A scientific examination of 26 studies of nearly 16,000 subjects first conducted in 2003 and updated last year by Cochrane, a nonprofit network of independent researchers, found that pregnant women who received the continuous support that doulas provide were 39 percent less likely to have C-sections. In general, women with continuous support tended to have babies who were healthier at birth. Though empirical research has not yet linked doula support with decreased maternal and infant mortality, there are promising anecdotal reports. Last year, the American College of Obstetricians and Gynecologists released a statement noting that “evidence suggests that, in addition to regular nursing care, continuous one-to-one emotional support provided by support personnel, such as a doula, is associated with improved outcomes for women in labor.”
In early November, the air was thick with humidity as Giwa pulled up to Landrum’s house, half of a wood-frame duplex, for their second meeting. Landrum opened the door, happy to see the smiling, fresh-faced Giwa, who at first glance looked younger than her 23-year-old client. Giwa would continue to meet with Landrum weekly until her December 22 due date, would be with her during labor and delivery, and would make six postpartum home visits to assure that both mother and baby son remained healthy. Landrum led Giwa through her living room, which was empty except for a tangle of disconnected cable cords.
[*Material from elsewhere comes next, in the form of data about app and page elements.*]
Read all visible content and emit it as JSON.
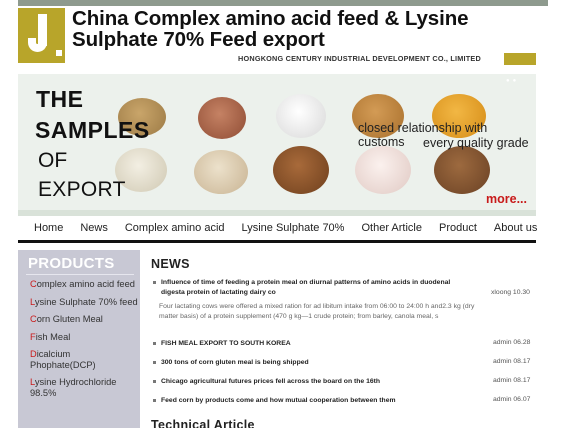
{
  "header": {
    "logo_letter": "J.",
    "title_line1": "China Complex amino acid feed & Lysine",
    "title_line2": "Sulphate 70% Feed export",
    "company": "HONGKONG CENTURY INDUSTRIAL DEVELOPMENT CO., LIMITED"
  },
  "banner": {
    "line1": "THE",
    "line2": "SAMPLES",
    "line3": "OF",
    "line4": "EXPORT",
    "slogan1": "closed relationship with customs",
    "slogan2": "every quality grade",
    "more_label": "more..."
  },
  "nav": {
    "items": [
      "Home",
      "News",
      "Complex amino acid",
      "Lysine Sulphate 70%",
      "Other Article",
      "Product",
      "About us"
    ]
  },
  "sidebar": {
    "title": "PRODUCTS",
    "items": [
      {
        "first": "C",
        "rest": "omplex amino acid feed"
      },
      {
        "first": "L",
        "rest": "ysine Sulphate 70% feed"
      },
      {
        "first": "C",
        "rest": "orn Gluten Meal"
      },
      {
        "first": "F",
        "rest": "ish Meal"
      },
      {
        "first": "D",
        "rest": "icalcium Phophate(DCP)"
      },
      {
        "first": "L",
        "rest": "ysine Hydrochloride 98.5%"
      }
    ]
  },
  "news": {
    "title": "NEWS",
    "featured": {
      "line1": "Influence of time of feeding a protein meal on diurnal patterns of amino acids in duodenal",
      "line2": "digesta protein of lactating dairy co",
      "meta": "xloong 10.30",
      "desc1": "Four lactating cows were offered a mixed ration for ad libitum intake from 06:00 to 24:00 h and2.3 kg (dry",
      "desc2": "matter basis) of a protein supplement (470 g kg—1 crude protein; from barley, canola meal, s"
    },
    "items": [
      {
        "title": "FISH MEAL EXPORT TO SOUTH KOREA",
        "meta": "admin 06.28"
      },
      {
        "title": "300 tons of corn gluten meal is being shipped",
        "meta": "admin 08.17"
      },
      {
        "title": "Chicago agricultural futures prices fell across the board on the 16th",
        "meta": "admin 08.17"
      },
      {
        "title": "Feed corn by products come and how mutual cooperation between them",
        "meta": "admin 06.07"
      }
    ]
  },
  "technical": {
    "title": "Technical Article"
  },
  "colors": {
    "brand_gold": "#b8a52a",
    "accent_red": "#c81a1a",
    "sidebar_bg": "#c8c8d4"
  }
}
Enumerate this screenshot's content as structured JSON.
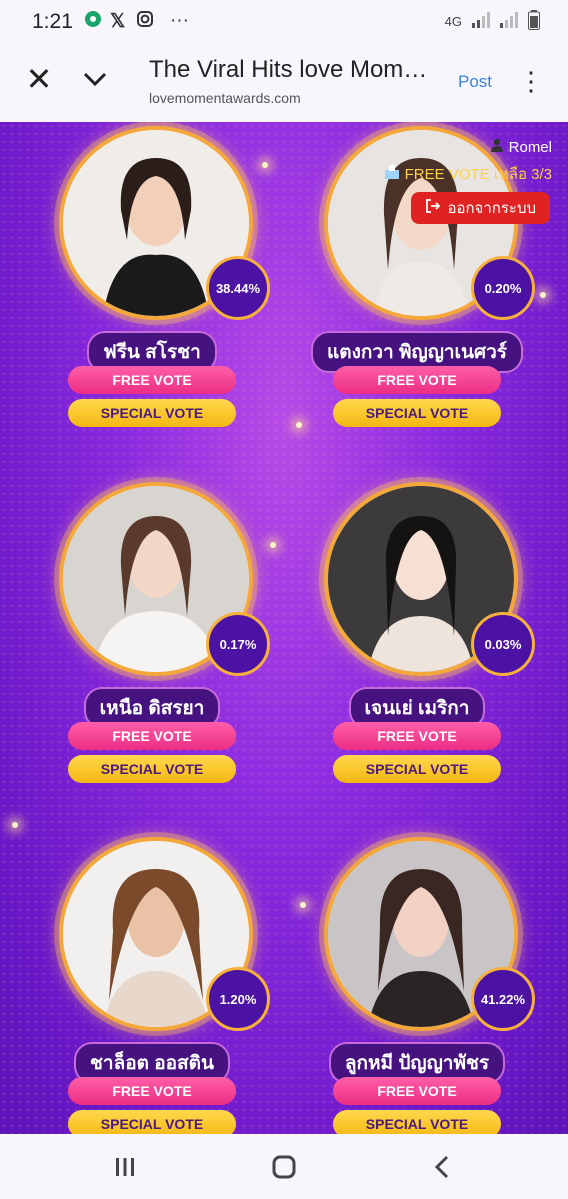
{
  "status": {
    "time": "1:21",
    "network": "4G"
  },
  "toolbar": {
    "title": "The Viral Hits love Mom…",
    "url": "lovemomentawards.com",
    "post_label": "Post"
  },
  "user": {
    "name": "Romel",
    "free_vote_status": "FREE VOTE เหลือ 3/3",
    "logout_label": "ออกจากระบบ"
  },
  "buttons": {
    "free_vote": "FREE VOTE",
    "special_vote": "SPECIAL VOTE"
  },
  "candidates": [
    {
      "name": "ฟรีน สโรชา",
      "percent": "38.44%"
    },
    {
      "name": "แตงกวา พิญญาเนศวร์",
      "percent": "0.20%"
    },
    {
      "name": "เหนือ ดิสรยา",
      "percent": "0.17%"
    },
    {
      "name": "เจนเย่ เมริกา",
      "percent": "0.03%"
    },
    {
      "name": "ชาล็อต ออสติน",
      "percent": "1.20%"
    },
    {
      "name": "ลูกหมี ปัญญาพัชร",
      "percent": "41.22%"
    }
  ],
  "colors": {
    "background": "#7b22d6",
    "free_vote": "#ec2d84",
    "special_vote": "#f4b712",
    "accent_ring": "#f4a73a",
    "logout": "#e02222"
  }
}
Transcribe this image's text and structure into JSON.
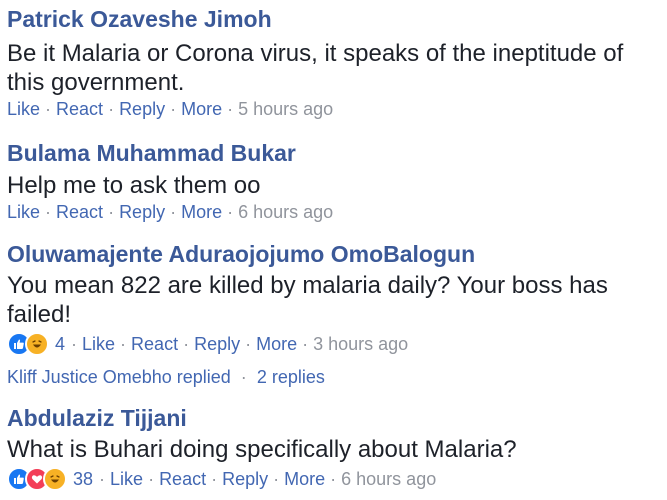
{
  "comments": [
    {
      "author": "Patrick Ozaveshe Jimoh",
      "text": "Be it Malaria or Corona virus, it speaks of the ineptitude of this government.",
      "like": "Like",
      "react": "React",
      "reply": "Reply",
      "more": "More",
      "time": "5 hours ago"
    },
    {
      "author": "Bulama Muhammad Bukar",
      "text": "Help me to ask them oo",
      "like": "Like",
      "react": "React",
      "reply": "Reply",
      "more": "More",
      "time": "6 hours ago"
    },
    {
      "author": "Oluwamajente Aduraojojumo OmoBalogun",
      "text": "You mean 822 are killed by malaria daily? Your boss has failed!",
      "reaction_icons": [
        "like-icon",
        "haha-icon"
      ],
      "reaction_count": "4",
      "like": "Like",
      "react": "React",
      "reply": "Reply",
      "more": "More",
      "time": "3 hours ago",
      "replies": {
        "replier": "Kliff Justice Omebho replied",
        "count": "2 replies"
      }
    },
    {
      "author": "Abdulaziz Tijjani",
      "text": "What is Buhari doing specifically about Malaria?",
      "reaction_icons": [
        "like-icon",
        "love-icon",
        "haha-icon"
      ],
      "reaction_count": "38",
      "like": "Like",
      "react": "React",
      "reply": "Reply",
      "more": "More",
      "time": "6 hours ago"
    }
  ],
  "separator": "·",
  "colors": {
    "author": "#3b5998",
    "link": "#4267b2",
    "muted": "#90949c",
    "text": "#1d2129",
    "like": "#1877f2",
    "love": "#f33e58",
    "haha": "#f7b125"
  }
}
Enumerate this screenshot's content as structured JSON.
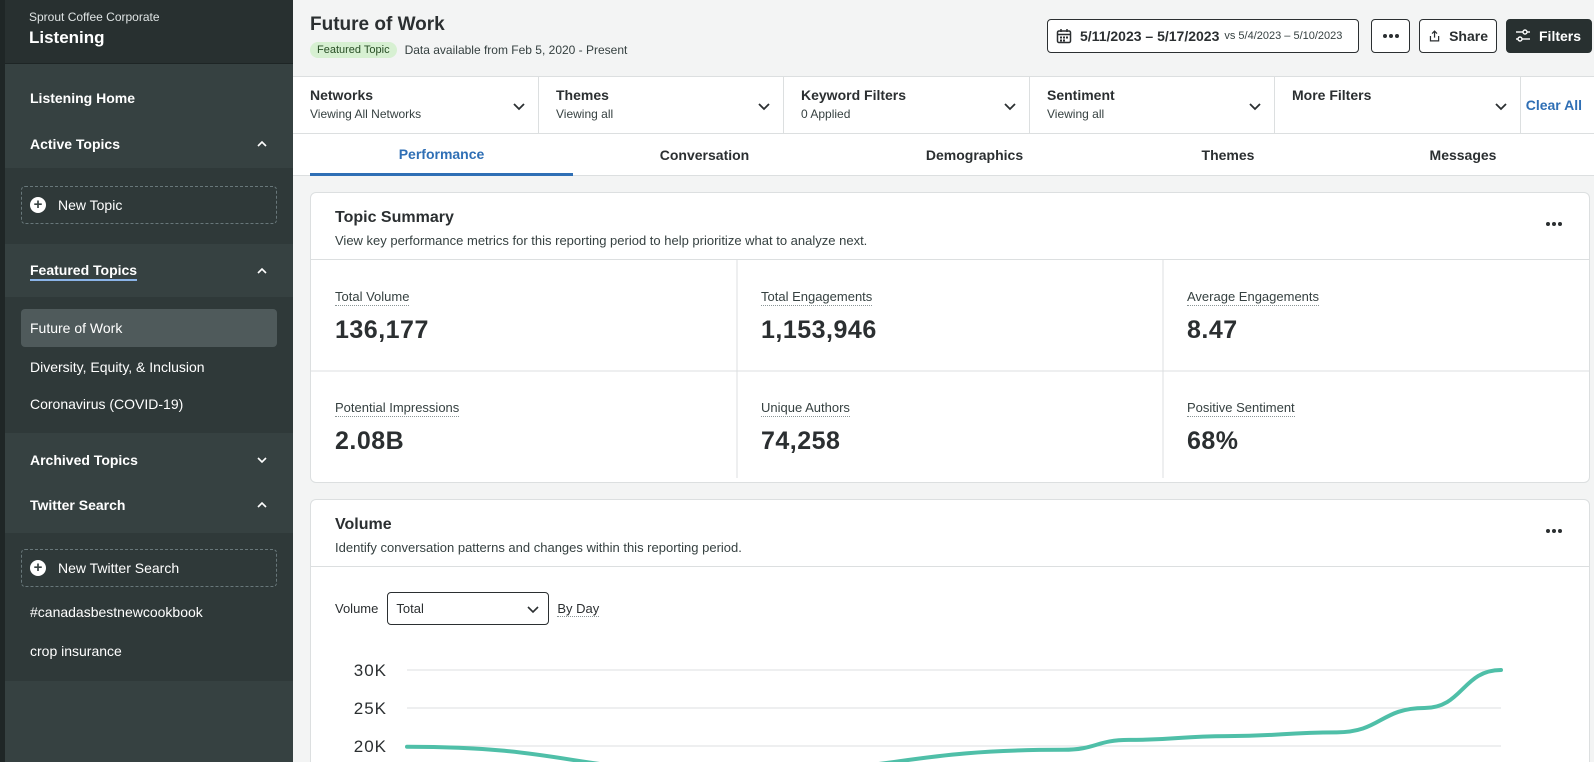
{
  "sidebar": {
    "org": "Sprout Coffee Corporate",
    "title": "Listening",
    "home": "Listening Home",
    "active_topics": "Active Topics",
    "new_topic": "New Topic",
    "featured_topics": "Featured Topics",
    "featured_items": [
      "Future of Work",
      "Diversity, Equity, & Inclusion",
      "Coronavirus (COVID-19)"
    ],
    "archived_topics": "Archived Topics",
    "twitter_search": "Twitter Search",
    "new_twitter_search": "New Twitter Search",
    "twitter_items": [
      "#canadasbestnewcookbook",
      "crop insurance"
    ]
  },
  "header": {
    "title": "Future of Work",
    "badge": "Featured Topic",
    "availability": "Data available from Feb 5, 2020 - Present",
    "date_range": "5/11/2023 – 5/17/2023",
    "compare": "vs 5/4/2023 – 5/10/2023",
    "share": "Share",
    "filters": "Filters"
  },
  "filters": [
    {
      "title": "Networks",
      "sub": "Viewing All Networks"
    },
    {
      "title": "Themes",
      "sub": "Viewing all"
    },
    {
      "title": "Keyword Filters",
      "sub": "0 Applied"
    },
    {
      "title": "Sentiment",
      "sub": "Viewing all"
    },
    {
      "title": "More Filters",
      "sub": ""
    }
  ],
  "clear_all": "Clear All",
  "tabs": [
    "Performance",
    "Conversation",
    "Demographics",
    "Themes",
    "Messages"
  ],
  "summary": {
    "title": "Topic Summary",
    "desc": "View key performance metrics for this reporting period to help prioritize what to analyze next.",
    "metrics": [
      {
        "label": "Total Volume",
        "value": "136,177"
      },
      {
        "label": "Total Engagements",
        "value": "1,153,946"
      },
      {
        "label": "Average Engagements",
        "value": "8.47"
      },
      {
        "label": "Potential Impressions",
        "value": "2.08B"
      },
      {
        "label": "Unique Authors",
        "value": "74,258"
      },
      {
        "label": "Positive Sentiment",
        "value": "68%"
      }
    ]
  },
  "volume": {
    "title": "Volume",
    "desc": "Identify conversation patterns and changes within this reporting period.",
    "control_label": "Volume",
    "select_value": "Total",
    "granularity": "By Day",
    "y_ticks": [
      "30K",
      "25K",
      "20K"
    ]
  },
  "chart_data": {
    "type": "line",
    "series_color": "#4fbfa8",
    "y_ticks": [
      30000,
      25000,
      20000
    ],
    "ylim": [
      0,
      30000
    ],
    "visible_points": [
      {
        "x": 0.0,
        "y": 19900
      },
      {
        "x": 0.3,
        "y": 16500
      },
      {
        "x": 0.6,
        "y": 19500
      },
      {
        "x": 0.66,
        "y": 20800
      },
      {
        "x": 0.75,
        "y": 21300
      },
      {
        "x": 0.85,
        "y": 21800
      },
      {
        "x": 0.93,
        "y": 25000
      },
      {
        "x": 1.0,
        "y": 30000
      }
    ]
  }
}
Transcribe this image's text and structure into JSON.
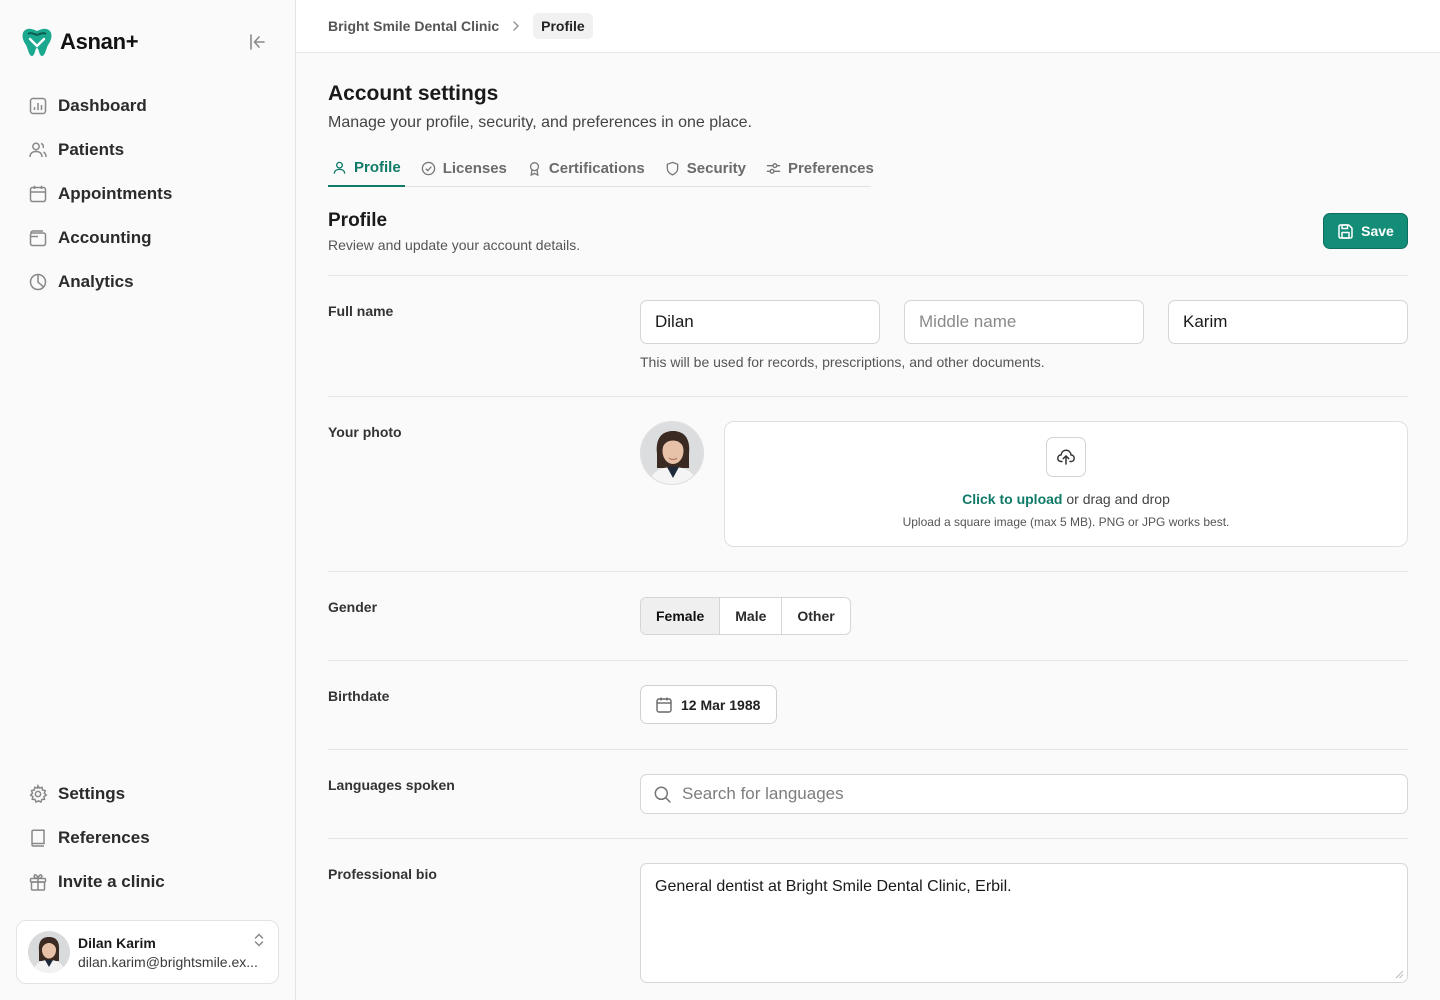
{
  "app": {
    "name": "Asnan+"
  },
  "sidebar": {
    "nav_top": [
      {
        "label": "Dashboard",
        "icon": "bar-chart-icon"
      },
      {
        "label": "Patients",
        "icon": "users-icon"
      },
      {
        "label": "Appointments",
        "icon": "calendar-icon"
      },
      {
        "label": "Accounting",
        "icon": "wallet-icon"
      },
      {
        "label": "Analytics",
        "icon": "pie-chart-icon"
      }
    ],
    "nav_bottom": [
      {
        "label": "Settings",
        "icon": "gear-icon"
      },
      {
        "label": "References",
        "icon": "book-icon"
      },
      {
        "label": "Invite a clinic",
        "icon": "gift-icon"
      }
    ],
    "user": {
      "name": "Dilan Karim",
      "email": "dilan.karim@brightsmile.ex..."
    }
  },
  "breadcrumb": {
    "parent": "Bright Smile Dental Clinic",
    "current": "Profile"
  },
  "page": {
    "title": "Account settings",
    "subtitle": "Manage your profile, security, and preferences in one place.",
    "tabs": [
      {
        "label": "Profile",
        "active": true
      },
      {
        "label": "Licenses",
        "active": false
      },
      {
        "label": "Certifications",
        "active": false
      },
      {
        "label": "Security",
        "active": false
      },
      {
        "label": "Preferences",
        "active": false
      }
    ]
  },
  "profile": {
    "title": "Profile",
    "subtitle": "Review and update your account details.",
    "save_label": "Save",
    "full_name": {
      "label": "Full name",
      "first": "Dilan",
      "middle_placeholder": "Middle name",
      "last": "Karim",
      "hint": "This will be used for records, prescriptions, and other documents."
    },
    "photo": {
      "label": "Your photo",
      "upload_link": "Click to upload",
      "upload_rest": " or drag and drop",
      "upload_hint": "Upload a square image (max 5 MB). PNG or JPG works best."
    },
    "gender": {
      "label": "Gender",
      "options": [
        "Female",
        "Male",
        "Other"
      ],
      "selected": "Female"
    },
    "birthdate": {
      "label": "Birthdate",
      "value": "12 Mar 1988"
    },
    "languages": {
      "label": "Languages spoken",
      "placeholder": "Search for languages"
    },
    "bio": {
      "label": "Professional bio",
      "value": "General dentist at Bright Smile Dental Clinic, Erbil."
    }
  },
  "colors": {
    "accent": "#138d78",
    "accent_text": "#0f7a68"
  }
}
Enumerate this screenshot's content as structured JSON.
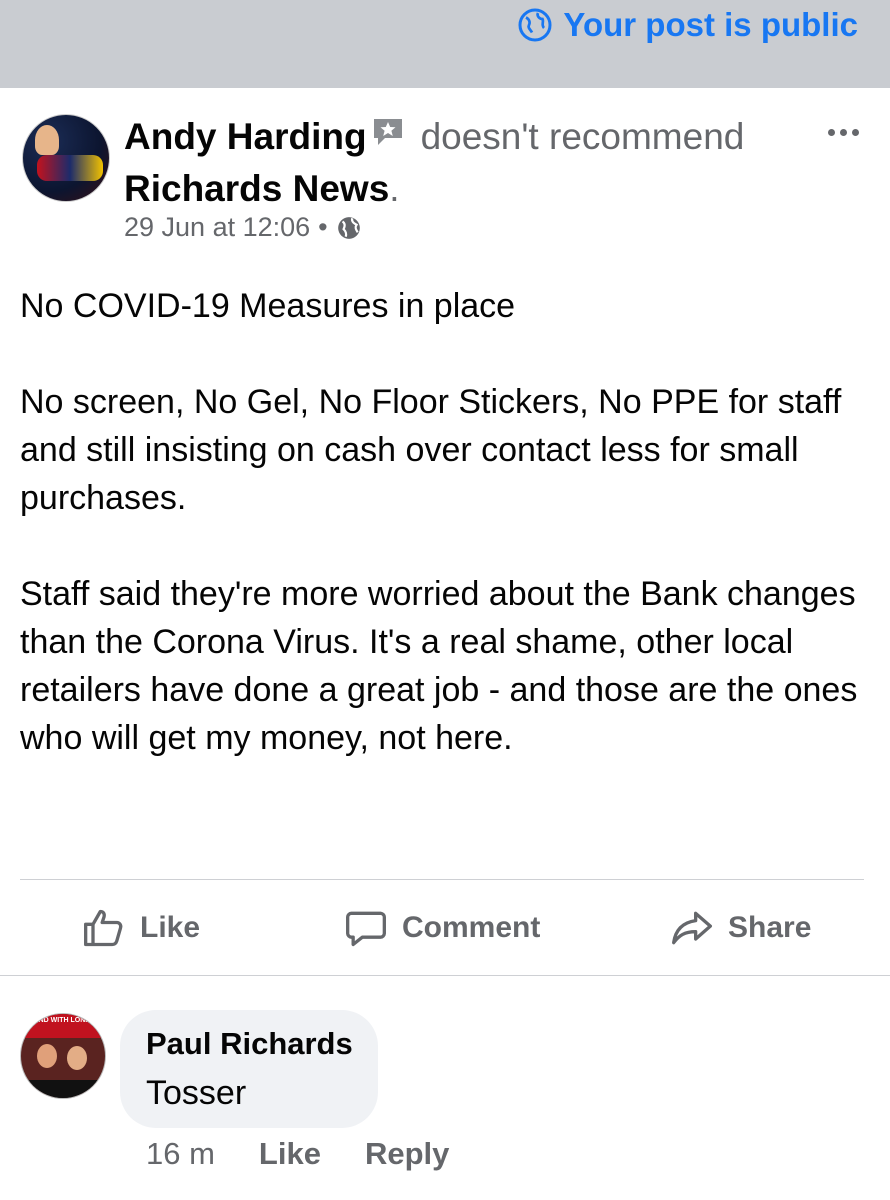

She had left most of her belongings behind—including her dog and the children’s new Christmas toys—when she fled from her abusive boyfriend, and she still couldn’t afford to replace all her furniture.
They sat at the kitchen table, where Giwa asked about Landrum’s last doctor visit, prodding her for details. Landrum reassured her that her blood pressure and weight, as well as the baby’s size and position, were all on target.
“Have you been getting rid of things that are stressful?” Giwa asked, handing her a tin of lavender balm, homemade from herbs in her garden.
“I’m trying not to be worried, but sometimes. . . .” Landrum said haltingly, looking down at the table as her hair, tipped orange at the ends, brushed her shoulders. “I feel like my heart is so anxious.”